C - Cuentos y La Abuela Tatiana.

El Jalim.

EL JALIM.

 

 

Un día, una chica joven, por causalidad, se encontró con un rabí, no tan joven. El era muy sabio, a los veinte años, ya le nombraron rabí. Había leído y estudiado las escrituras, se las sabia de memoria.

Ya en tan temprana edad era un ilustre entre los rabí.

Al rabí le gusto mucho esta chica, no era especialmente guapa, pero se sentía atraído. Ella sabía lo que quería, dejo que le invitara a comer en vez de rechazarlo como solía hacer en estos casos.

Era un hombre interesante y tenía ganas de conocerlo, pensó que no merecía que lo tratara de esa manera.

El rabí Eligio un restaurante de lujo aunque ellos denotaban bastante con aquel ambiente.

Vestían pantalones vaqueros y jersey, la invitación había sido totalmente en el acto decida y aceptada, no cabía protocolo de vestimenta.

Ella, una vez acomodada, miro el decorado, quiso entender que no la trataba como cualquier ligue. ¿Intentaba impresionarla?

El camarero mostró una botella de vino, lleno ligeramente la copa, el la probo y asintió.

Las copas al fin se entrechocaron. Ella bajo la mirada, tímida, el vino entro despacio por su garganta, calentó sus mejillas que tomaron color y desligo se lengua.

La conversación se torno animada. Ella se deleito escuchando sus opiniones sobre la cultura judía y sin darse cuenta el tiempo pasaba con rapidez.

El le explico como había llegado a España. Como se enamoro de su esposa que era psicóloga y tuvieron un hijo.

Como tubo que renunciar a su clan familiar, espiritual y económico por enamorarse de una mujer que no era judía, las penurias y las injurias recibidas por su alrededor, la degradación y exclusión al fin del núcleo judío, severo con sus leyes, hasta llegar hasta aquí y empezar de nuevo, sin dinero, sin nada.

Ella le había seguido sin quejas, siempre a su lado, renunciando también a familia, bienestar, trabajo y patria.

Estaba muy claro que el amor pudo más. Valía la pena, siguió diciendo, sin amor, la vida por muy espiritual que fuera, por muy rica materialmente no valía la pena.

El amor había nutrido la lucha y el valor de enfrentarse a todos, lejos seria quizás mas fácil, sin ojos conocidos para juzgarles…

¿Cuanto amor es capaz de sentir este hombre? Pensó ella, con un poco de envidia, cuanto valor…

Pero que sucedió, siguió pensando, ¿Por qué esta aquí conmigo, comiendo en este restaurante?

Sintió que en su interior crecía, como una fuerza más fuerte que ella, y que esa fuerza le impulsaba a hablar más allá de su timidez, más allá de la vergüenza.

Era como si lo conociese desde siempre y que le amaba. No, no lo quería, lo amaba…

Lo miro, todo brillaba, de pronto era bello, grande, poderoso, mágico y profundamente humano.

Brindaron, esta vez fue el, el que bajo la mirada.

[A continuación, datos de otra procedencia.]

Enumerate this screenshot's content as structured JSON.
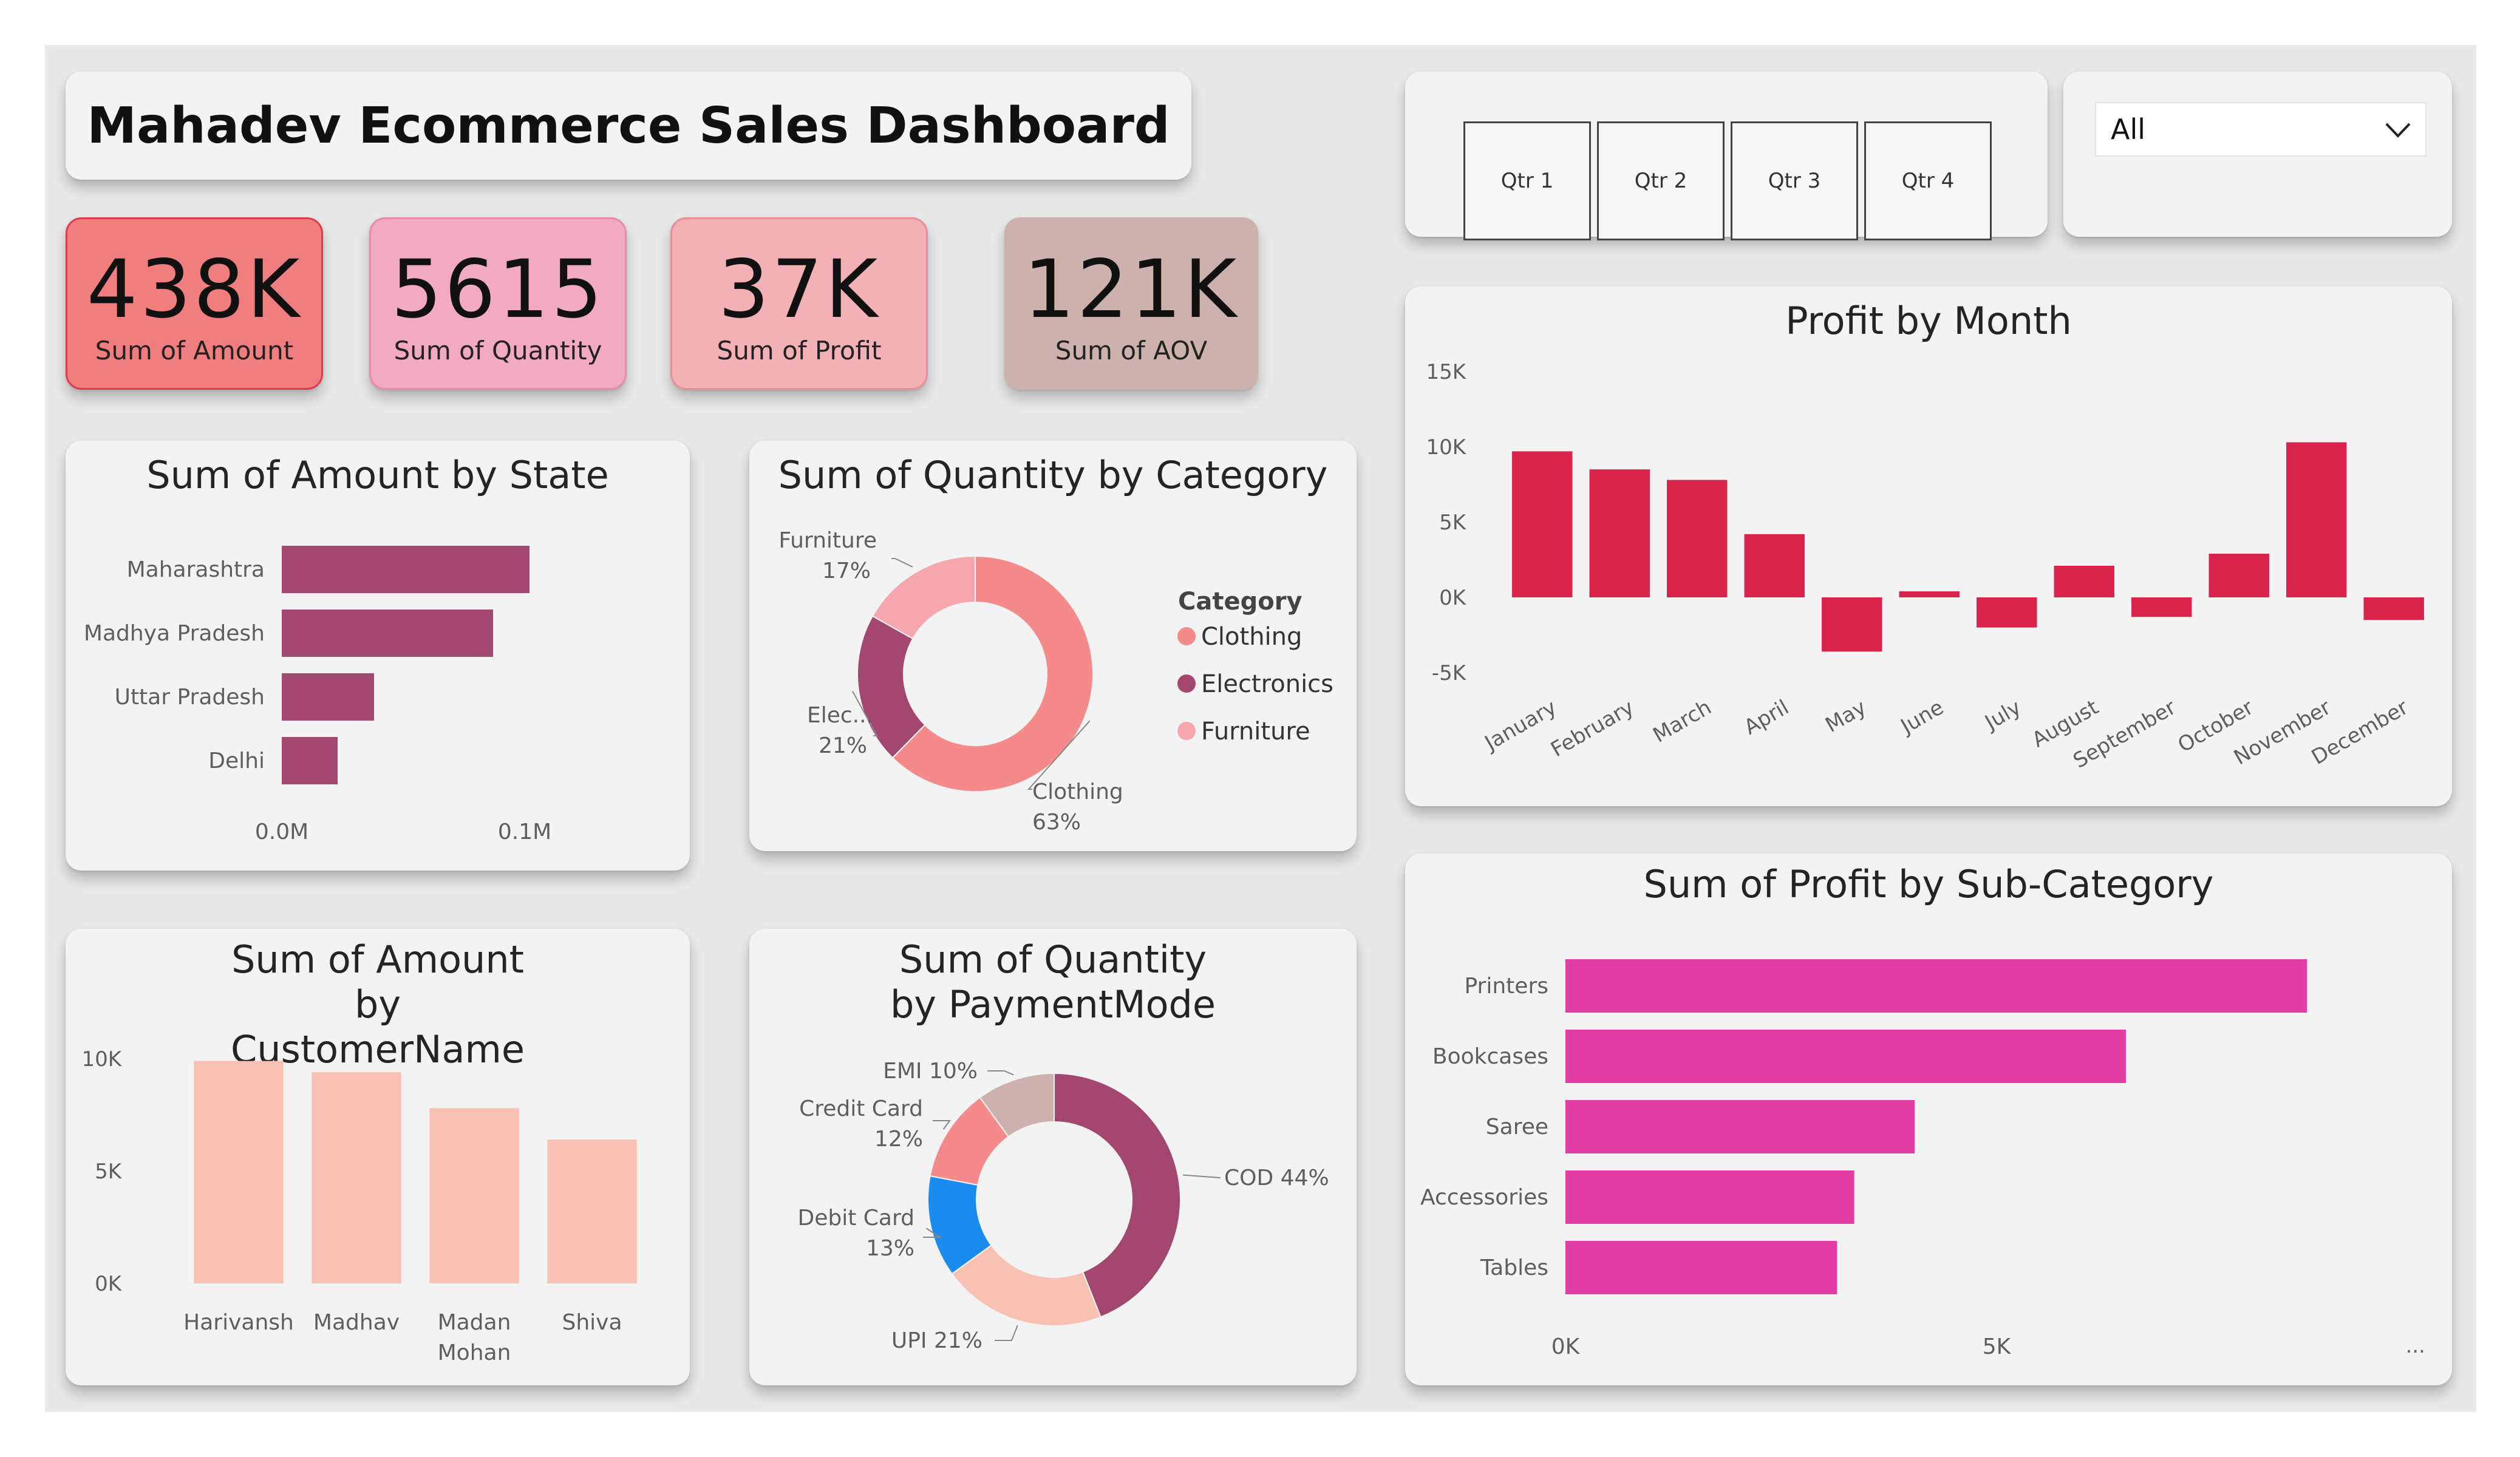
{
  "dashboard_title": "Mahadev Ecommerce Sales Dashboard",
  "kpis": [
    {
      "value": "438K",
      "label": "Sum of Amount",
      "color": "#f07e7e",
      "border": "#e03a4a"
    },
    {
      "value": "5615",
      "label": "Sum of Quantity",
      "color": "#f2a9c2",
      "border": "#e88aa8"
    },
    {
      "value": "37K",
      "label": "Sum of Profit",
      "color": "#f1b1b5",
      "border": "#ea8e95"
    },
    {
      "value": "121K",
      "label": "Sum of AOV",
      "color": "#ccb1ad",
      "border": "#ccb1ad"
    }
  ],
  "quarter_slicer": {
    "items": [
      "Qtr 1",
      "Qtr 2",
      "Qtr 3",
      "Qtr 4"
    ]
  },
  "dropdown_slicer": {
    "value": "All",
    "icon": "chevron-down-icon"
  },
  "chart_data": [
    {
      "id": "amount_by_state",
      "type": "bar",
      "orientation": "horizontal",
      "title": "Sum of Amount by State",
      "categories": [
        "Maharashtra",
        "Madhya Pradesh",
        "Uttar Pradesh",
        "Delhi"
      ],
      "values": [
        102000,
        87000,
        38000,
        23000
      ],
      "xticks": [
        "0.0M",
        "0.1M"
      ],
      "xtick_values": [
        0,
        100000
      ],
      "xlim": [
        0,
        140000
      ],
      "color": "#a3476f"
    },
    {
      "id": "quantity_by_category",
      "type": "pie",
      "style": "donut",
      "title": "Sum of Quantity by Category",
      "legend_title": "Category",
      "legend_position": "right",
      "labels": [
        "Clothing",
        "Electronics",
        "Furniture"
      ],
      "values": [
        63,
        21,
        17
      ],
      "slice_labels": [
        {
          "name": "Clothing",
          "pct": "63%"
        },
        {
          "name": "Elec...",
          "pct": "21%"
        },
        {
          "name": "Furniture",
          "pct": "17%"
        }
      ],
      "colors": [
        "#f58a8b",
        "#a3476f",
        "#f7a6ae"
      ]
    },
    {
      "id": "profit_by_month",
      "type": "bar",
      "title": "Profit by Month",
      "categories": [
        "January",
        "February",
        "March",
        "April",
        "May",
        "June",
        "July",
        "August",
        "September",
        "October",
        "November",
        "December"
      ],
      "values": [
        9700,
        8500,
        7800,
        4200,
        -3600,
        400,
        -2000,
        2100,
        -1300,
        2900,
        10300,
        -1500
      ],
      "yticks": [
        "15K",
        "10K",
        "5K",
        "0K",
        "-5K"
      ],
      "ytick_values": [
        15000,
        10000,
        5000,
        0,
        -5000
      ],
      "ylim": [
        -5000,
        15000
      ],
      "color": "#d9234a"
    },
    {
      "id": "amount_by_customer",
      "type": "bar",
      "title": "Sum of Amount by CustomerName",
      "categories": [
        "Harivansh",
        "Madhav",
        "Madan Mohan",
        "Shiva"
      ],
      "category_lines": [
        [
          "Harivansh"
        ],
        [
          "Madhav"
        ],
        [
          "Madan",
          "Mohan"
        ],
        [
          "Shiva"
        ]
      ],
      "values": [
        9900,
        9400,
        7800,
        6400
      ],
      "yticks": [
        "10K",
        "5K",
        "0K"
      ],
      "ytick_values": [
        10000,
        5000,
        0
      ],
      "ylim": [
        0,
        10000
      ],
      "color": "#f9c1b1"
    },
    {
      "id": "quantity_by_paymentmode",
      "type": "pie",
      "style": "donut",
      "title": "Sum of Quantity by PaymentMode",
      "labels": [
        "COD",
        "UPI",
        "Debit Card",
        "Credit Card",
        "EMI"
      ],
      "values": [
        44,
        21,
        13,
        12,
        10
      ],
      "slice_labels": [
        {
          "name": "COD 44%"
        },
        {
          "name": "UPI 21%"
        },
        {
          "name": "Debit Card",
          "pct": "13%"
        },
        {
          "name": "Credit Card",
          "pct": "12%"
        },
        {
          "name": "EMI 10%"
        }
      ],
      "colors": [
        "#a3476f",
        "#f9c1b1",
        "#1a8cf0",
        "#f58a8b",
        "#ccb1ad"
      ]
    },
    {
      "id": "profit_by_subcategory",
      "type": "bar",
      "orientation": "horizontal",
      "title": "Sum of Profit by Sub-Category",
      "categories": [
        "Printers",
        "Bookcases",
        "Saree",
        "Accessories",
        "Tables"
      ],
      "values": [
        8600,
        6500,
        4050,
        3350,
        3150
      ],
      "xticks": [
        "0K",
        "5K"
      ],
      "xtick_values": [
        0,
        5000
      ],
      "xlim": [
        0,
        10000
      ],
      "more_indicator": "...",
      "color": "#e23ea4"
    }
  ]
}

Se había visto en los ojos de ella. Ella era bella, grande, poderosa, mágica y profundamente humana.

El uno era perfecto reflejo del otro. El tiempo pareció detenerse.

El continúo hablando ligeramente cohibido: Todo esto, volviendo a su conversación sobre el poder de los judíos, es culpa del dinero.

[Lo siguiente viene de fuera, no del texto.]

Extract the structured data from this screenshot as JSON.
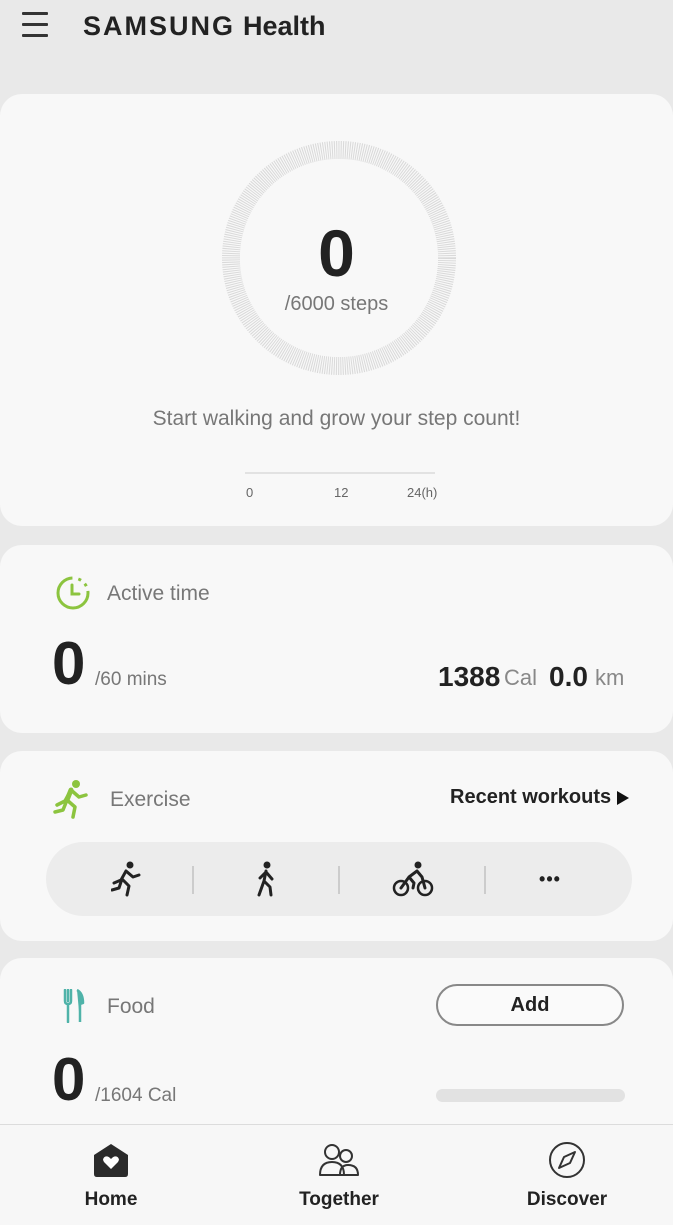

El dinero gobierna el mundo, dijo.

Este seguro, dijo ella, sorprendida de si-misma.

El se quedo perplejo, era evidente para el que todo, tarde o temprano lo movía el dinero.

Todo el mundo sabía esto. Pero en vez de contradecirla pregunto:

¿Quién lo hace entonces?

Ella, profundizando en sus ojos, dijo suavemente: El Miedo.

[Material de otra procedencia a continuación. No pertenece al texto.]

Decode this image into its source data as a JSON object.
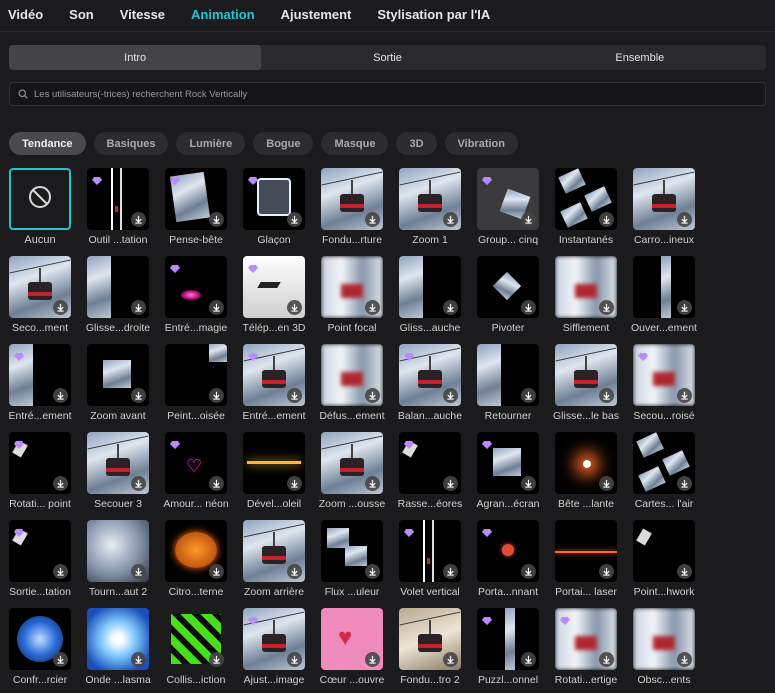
{
  "nav": {
    "items": [
      {
        "label": "Vidéo",
        "active": false
      },
      {
        "label": "Son",
        "active": false
      },
      {
        "label": "Vitesse",
        "active": false
      },
      {
        "label": "Animation",
        "active": true
      },
      {
        "label": "Ajustement",
        "active": false
      },
      {
        "label": "Stylisation par l'IA",
        "active": false
      }
    ]
  },
  "segments": [
    {
      "label": "Intro",
      "active": true
    },
    {
      "label": "Sortie",
      "active": false
    },
    {
      "label": "Ensemble",
      "active": false
    }
  ],
  "search": {
    "placeholder": "Les utilisateurs(-trices) recherchent Rock Vertically"
  },
  "chips": [
    {
      "label": "Tendance",
      "active": true
    },
    {
      "label": "Basiques",
      "active": false
    },
    {
      "label": "Lumière",
      "active": false
    },
    {
      "label": "Bogue",
      "active": false
    },
    {
      "label": "Masque",
      "active": false
    },
    {
      "label": "3D",
      "active": false
    },
    {
      "label": "Vibration",
      "active": false
    }
  ],
  "colors": {
    "accent": "#28c3d1",
    "premium_gem": "#b98bff",
    "background": "#1b1b1d"
  },
  "effects": [
    {
      "label": "Aucun",
      "style": "none",
      "premium": false,
      "download": false
    },
    {
      "label": "Outil ...tation",
      "style": "lines",
      "premium": true,
      "download": true
    },
    {
      "label": "Pense-bête",
      "style": "note",
      "premium": true,
      "download": true
    },
    {
      "label": "Glaçon",
      "style": "ice",
      "premium": true,
      "download": true
    },
    {
      "label": "Fondu...rture",
      "style": "snow",
      "premium": false,
      "download": true
    },
    {
      "label": "Zoom 1",
      "style": "snow",
      "premium": false,
      "download": true
    },
    {
      "label": "Group... cinq",
      "style": "gray",
      "premium": true,
      "download": true
    },
    {
      "label": "Instantanés",
      "style": "tilt",
      "premium": false,
      "download": true
    },
    {
      "label": "Carro...ineux",
      "style": "snow",
      "premium": false,
      "download": true
    },
    {
      "label": "Seco...ment",
      "style": "snow",
      "premium": false,
      "download": true
    },
    {
      "label": "Glisse...droite",
      "style": "half",
      "premium": false,
      "download": true
    },
    {
      "label": "Entré...magie",
      "style": "pink",
      "premium": true,
      "download": true
    },
    {
      "label": "Télép...en 3D",
      "style": "white",
      "premium": true,
      "download": true
    },
    {
      "label": "Point focal",
      "style": "blur",
      "premium": false,
      "download": true
    },
    {
      "label": "Gliss...auche",
      "style": "half",
      "premium": false,
      "download": true
    },
    {
      "label": "Pivoter",
      "style": "diamond",
      "premium": false,
      "download": true
    },
    {
      "label": "Sifflement",
      "style": "blur",
      "premium": false,
      "download": true
    },
    {
      "label": "Ouver...ement",
      "style": "split",
      "premium": false,
      "download": true
    },
    {
      "label": "Entré...ement",
      "style": "half",
      "premium": true,
      "download": true
    },
    {
      "label": "Zoom avant",
      "style": "small",
      "premium": false,
      "download": true
    },
    {
      "label": "Peint...oisée",
      "style": "corner",
      "premium": false,
      "download": true
    },
    {
      "label": "Entré...ement",
      "style": "snow",
      "premium": true,
      "download": true
    },
    {
      "label": "Défus...ement",
      "style": "blur",
      "premium": false,
      "download": true
    },
    {
      "label": "Balan...auche",
      "style": "snow",
      "premium": true,
      "download": true
    },
    {
      "label": "Retourner",
      "style": "half",
      "premium": false,
      "download": true
    },
    {
      "label": "Glisse...le bas",
      "style": "snow",
      "premium": false,
      "download": true
    },
    {
      "label": "Secou...roisé",
      "style": "blur",
      "premium": true,
      "download": true
    },
    {
      "label": "Rotati... point",
      "style": "dark",
      "premium": true,
      "download": true
    },
    {
      "label": "Secouer 3",
      "style": "snow",
      "premium": false,
      "download": true
    },
    {
      "label": "Amour... néon",
      "style": "heart-neon",
      "premium": true,
      "download": true
    },
    {
      "label": "Dével...oleil",
      "style": "flare",
      "premium": false,
      "download": true
    },
    {
      "label": "Zoom ...ousse",
      "style": "snow",
      "premium": false,
      "download": true
    },
    {
      "label": "Rasse...éores",
      "style": "dark",
      "premium": true,
      "download": true
    },
    {
      "label": "Agran...écran",
      "style": "small",
      "premium": true,
      "download": true
    },
    {
      "label": "Bête ...lante",
      "style": "burst",
      "premium": false,
      "download": true
    },
    {
      "label": "Cartes... l'air",
      "style": "tilt",
      "premium": false,
      "download": true
    },
    {
      "label": "Sortie...tation",
      "style": "dark",
      "premium": true,
      "download": true
    },
    {
      "label": "Tourn...aut 2",
      "style": "swirl",
      "premium": false,
      "download": true
    },
    {
      "label": "Citro...terne",
      "style": "pumpkin",
      "premium": false,
      "download": true
    },
    {
      "label": "Zoom arrière",
      "style": "snow",
      "premium": false,
      "download": true
    },
    {
      "label": "Flux ...uleur",
      "style": "grid",
      "premium": false,
      "download": true
    },
    {
      "label": "Volet vertical",
      "style": "lines",
      "premium": true,
      "download": true
    },
    {
      "label": "Porta...nnant",
      "style": "orb",
      "premium": true,
      "download": true
    },
    {
      "label": "Portai... laser",
      "style": "laser",
      "premium": false,
      "download": true
    },
    {
      "label": "Point...hwork",
      "style": "dark",
      "premium": false,
      "download": true
    },
    {
      "label": "Confr...rcier",
      "style": "portal-blue",
      "premium": false,
      "download": true
    },
    {
      "label": "Onde ...lasma",
      "style": "plasma",
      "premium": false,
      "download": true
    },
    {
      "label": "Collis...iction",
      "style": "green",
      "premium": false,
      "download": true
    },
    {
      "label": "Ajust...image",
      "style": "snow",
      "premium": true,
      "download": true
    },
    {
      "label": "Cœur ...ouvre",
      "style": "heart-pink",
      "premium": false,
      "download": true
    },
    {
      "label": "Fondu...tro 2",
      "style": "sepia",
      "premium": false,
      "download": true
    },
    {
      "label": "Puzzl...onnel",
      "style": "split",
      "premium": true,
      "download": true
    },
    {
      "label": "Rotati...ertige",
      "style": "blur",
      "premium": true,
      "download": true
    },
    {
      "label": "Obsc...ents",
      "style": "blur",
      "premium": false,
      "download": true
    }
  ]
}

El miedo gobierna el mundo, el miedo repitió otra vez como apenada por su descubrimiento.

El trago saliva, sus palabras sin explicarse porque, habían retumbado en el.

Lo había dicho con voz profunda y algo en su interior no del todo desconocido se movía ahora más concientemente.

¿Cómo es esto? Dijo rápidamente intentando ganar tiempo para serenarse.

Medita, pidió ella, imagina un mundo sin miedo.

Todo estaría a nuestro alcance. No habría guerras, no habría motivos, no tendríamos miedo en no luchar, de perder lo que sea, de tener lo que sea, ya sabes…

No tendríamos miedo de la pura realidad. Lo que somos, todos hermanos.

¿Crees que los judíos hubieran pasado realmente por lo que han pasado si no hubieran tenido miedo de defenderse o de perder lo que tenían o simplemente de ver lo que estaba ocurriendo?

¿Crees que si el pueblo alemán no hubiera sucumbido al lavado de cerebro que les hicieron, infundiéndoles pánico de los judíos, se hubieran dejado llevar por sus líderes?

Sabes mucho tiempo he creído como todo el mundo que el contrario de tener miedo es tener valor, que el contrario de amar era odiar y creo que en realidad no son contarios sin mascaras relativas de miedo o amor.

Grados de esas mismas cosas.

Si coges el Miedo y El Amor con mayúsculas quedan anulados entre si.

El Amor es el contrario del miedo.

El Amor es la fe mal explicada de los católicos pero ese creo era el mensaje de Jesus.

El amor fue crucificado por el miedo.

¿Acaso vuestro amor no crucifico vuestros miedos y llevo adelante vuestra vida con valor para un cambio radical en contra de viento y marea, renunciasteis a todo, no pensasteis siquiera en el Miedo y aun que  estaba no pudo con el?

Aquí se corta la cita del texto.